The election of the nation’s first black president had raised hopes that race relations in the U.S. would improve, especially among black voters. But by 2016, following a spate of high-profile deaths of black Americans during encounters with police and protests by the Black Lives Matter movement and other groups, many Americans – especially blacks – described race relations as generally bad.
As we concluded the investigations referenced in the previous section, we were engaged to address the culture clashes that Black Lives Matter highlighted the extent to which racism and bias are systemic ills that require intentional, concerted, and sustained effort to identify and change. Every organization has them, and the THE DE&l framework provides the structure and accountability to create lasting change that benefits all employees, not just those who have been historically underrepresented or oppressed.
We begin with a foundation of employee engagement. While there are many survey instruments that purport to measure workplace engagement, we formed a strategic partnership with Energage, a cutting-edge survey tool that is the owner of the Top Workplaces league table found in many major newspapers around the U.S. We work closely with Energage not only to measure engagement within an organization as a whole, but also to identify with precision the areas where the real problems lie. This allows us to customize our solutions, just as we do in all our client engagements. We are fastidious about preserving client resources, including scarce dollars, to ensure we leverage what works in an organization and offer solutions for what needs attention.

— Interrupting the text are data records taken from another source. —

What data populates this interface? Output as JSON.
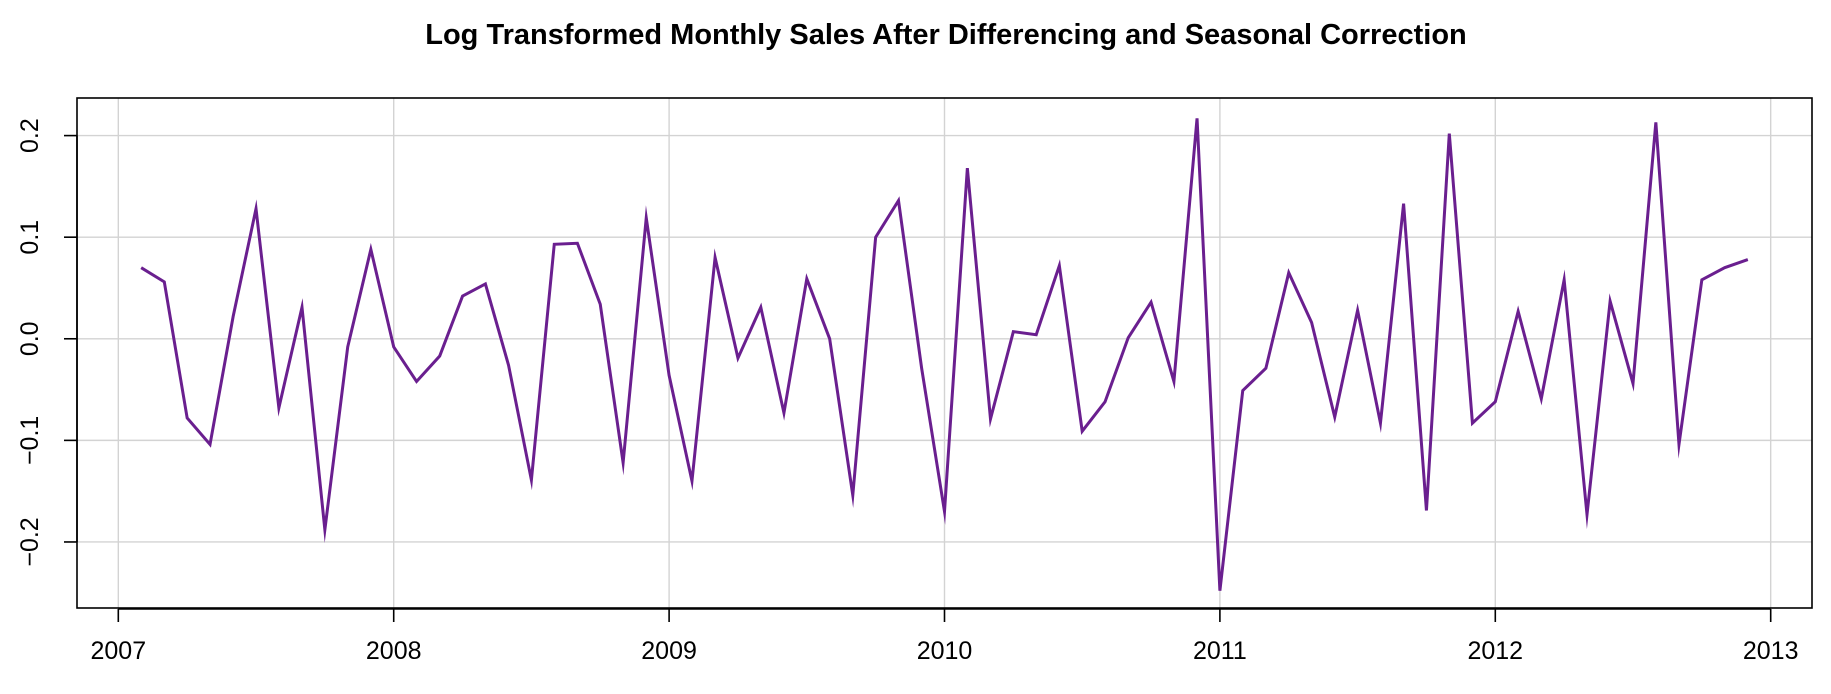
{
  "chart_data": {
    "type": "line",
    "title": "Log Transformed Monthly Sales After Differencing and Seasonal Correction",
    "xlabel": "",
    "ylabel": "",
    "xlim": [
      2006.85,
      2013.15
    ],
    "ylim": [
      -0.265,
      0.237
    ],
    "grid": true,
    "line_color": "#6a1f8f",
    "x_ticks": [
      2007,
      2008,
      2009,
      2010,
      2011,
      2012,
      2013
    ],
    "x_tick_labels": [
      "2007",
      "2008",
      "2009",
      "2010",
      "2011",
      "2012",
      "2013"
    ],
    "y_ticks": [
      -0.2,
      -0.1,
      0.0,
      0.1,
      0.2
    ],
    "y_tick_labels": [
      "−0.2",
      "−0.1",
      "0.0",
      "0.1",
      "0.2"
    ],
    "x": [
      2007.083,
      2007.167,
      2007.25,
      2007.333,
      2007.417,
      2007.5,
      2007.583,
      2007.667,
      2007.75,
      2007.833,
      2007.917,
      2008.0,
      2008.083,
      2008.167,
      2008.25,
      2008.333,
      2008.417,
      2008.5,
      2008.583,
      2008.667,
      2008.75,
      2008.833,
      2008.917,
      2009.0,
      2009.083,
      2009.167,
      2009.25,
      2009.333,
      2009.417,
      2009.5,
      2009.583,
      2009.667,
      2009.75,
      2009.833,
      2009.917,
      2010.0,
      2010.083,
      2010.167,
      2010.25,
      2010.333,
      2010.417,
      2010.5,
      2010.583,
      2010.667,
      2010.75,
      2010.833,
      2010.917,
      2011.0,
      2011.083,
      2011.167,
      2011.25,
      2011.333,
      2011.417,
      2011.5,
      2011.583,
      2011.667,
      2011.75,
      2011.833,
      2011.917,
      2012.0,
      2012.083,
      2012.167,
      2012.25,
      2012.333,
      2012.417,
      2012.5,
      2012.583,
      2012.667,
      2012.75,
      2012.833,
      2012.917
    ],
    "values": [
      0.07,
      0.056,
      -0.078,
      -0.104,
      0.022,
      0.128,
      -0.068,
      0.031,
      -0.188,
      -0.008,
      0.088,
      -0.008,
      -0.042,
      -0.017,
      0.042,
      0.054,
      -0.026,
      -0.139,
      0.093,
      0.094,
      0.034,
      -0.122,
      0.119,
      -0.036,
      -0.14,
      0.08,
      -0.019,
      0.031,
      -0.073,
      0.059,
      0.0,
      -0.154,
      0.1,
      0.136,
      -0.029,
      -0.17,
      0.168,
      -0.079,
      0.007,
      0.004,
      0.072,
      -0.091,
      -0.062,
      0.001,
      0.036,
      -0.042,
      0.217,
      -0.248,
      -0.051,
      -0.029,
      0.065,
      0.016,
      -0.077,
      0.028,
      -0.083,
      0.133,
      -0.169,
      0.202,
      -0.083,
      -0.062,
      0.027,
      -0.059,
      0.058,
      -0.173,
      0.037,
      -0.044,
      0.213,
      -0.104,
      0.058,
      0.07,
      0.078
    ]
  }
}
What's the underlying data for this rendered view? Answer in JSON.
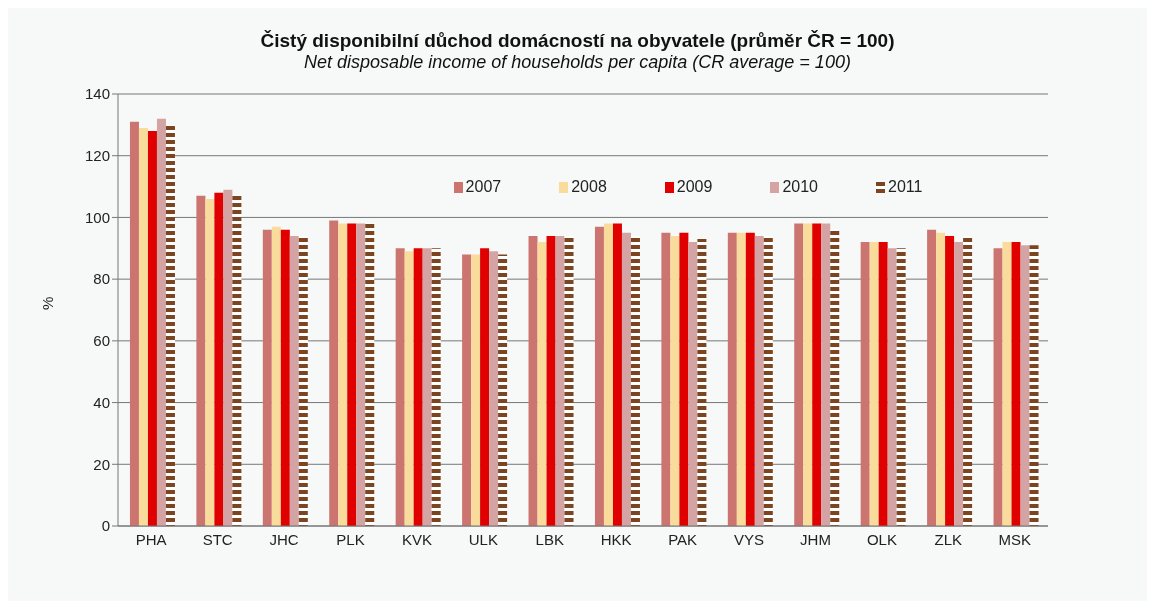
{
  "chart_data": {
    "type": "bar",
    "title": "Čistý disponibilní důchod domácností na obyvatele (průměr ČR = 100)",
    "subtitle": "Net disposable income of households per capita (CR average = 100)",
    "ylabel": "%",
    "categories": [
      "PHA",
      "STC",
      "JHC",
      "PLK",
      "KVK",
      "ULK",
      "LBK",
      "HKK",
      "PAK",
      "VYS",
      "JHM",
      "OLK",
      "ZLK",
      "MSK"
    ],
    "series": [
      {
        "name": "2007",
        "color": "#cc7470",
        "values": [
          131,
          107,
          96,
          99,
          90,
          88,
          94,
          97,
          95,
          95,
          98,
          92,
          96,
          90
        ]
      },
      {
        "name": "2008",
        "color": "#f9dc9c",
        "values": [
          129,
          106,
          97,
          98,
          89,
          88,
          92,
          98,
          94,
          95,
          98,
          92,
          95,
          92
        ]
      },
      {
        "name": "2009",
        "color": "#e00000",
        "values": [
          128,
          108,
          96,
          98,
          90,
          90,
          94,
          98,
          95,
          95,
          98,
          92,
          94,
          92
        ]
      },
      {
        "name": "2010",
        "color": "#d4a3a3",
        "values": [
          132,
          109,
          94,
          98,
          90,
          89,
          94,
          95,
          92,
          94,
          98,
          90,
          92,
          91
        ]
      },
      {
        "name": "2011",
        "color": "#7a4520",
        "values": [
          130,
          107,
          94,
          98,
          90,
          88,
          94,
          94,
          93,
          94,
          96,
          90,
          94,
          91
        ]
      }
    ],
    "ylim": [
      0,
      140
    ],
    "yticks": [
      0,
      20,
      40,
      60,
      80,
      100,
      120,
      140
    ],
    "grid": "y",
    "legend": "top"
  }
}
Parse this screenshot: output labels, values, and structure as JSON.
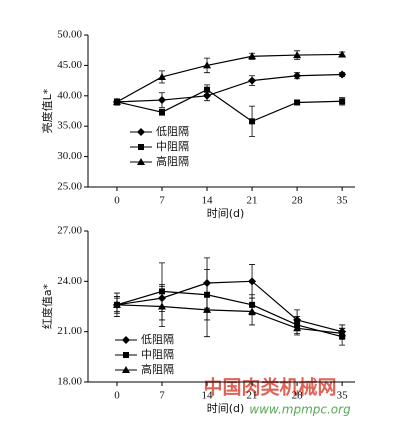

We present our analysis of survey results to the client’s leadership, and we take their temperature to determine if they are ready and willing to proceed with the hard work associated with DE&l. There are many reasons a client may not be ready, and we work with them to determine whether they are or aren’t, and what they might need to be ready in the future. This can include leadership coaching and team development to build competency in DE&I. The integrity of our process depends on the leadership’s readiness for the changes associated with this work. In fact, we have stopped engagements midstream when it became apparent that leadership was not on board. It benefits neither the clients nor us to proceed with a strategic plan that we know is doomed to fail without leadership support.
Navigating Change
Our previous work had made clear that any efforts to address the workplace chasms existing between generations, sexes, ethnicity, and race could not be bridged by training alone. Many of the clients for whom we had performed investigations had DE&I “programs.” But we found these were little more than check the box efforts involving annual online training, and not much more. Our hypothesis was that sustainable DE&I required leadership buy-in, strong employee engagement, and defined and measurable outcomes with built-in accountability. This was the birth of THEC’s DE&I Strategic Planning framework, an American Business Award-winning platform that has attracted high profile clients from around the country, including Stanford University and Georgetown Law.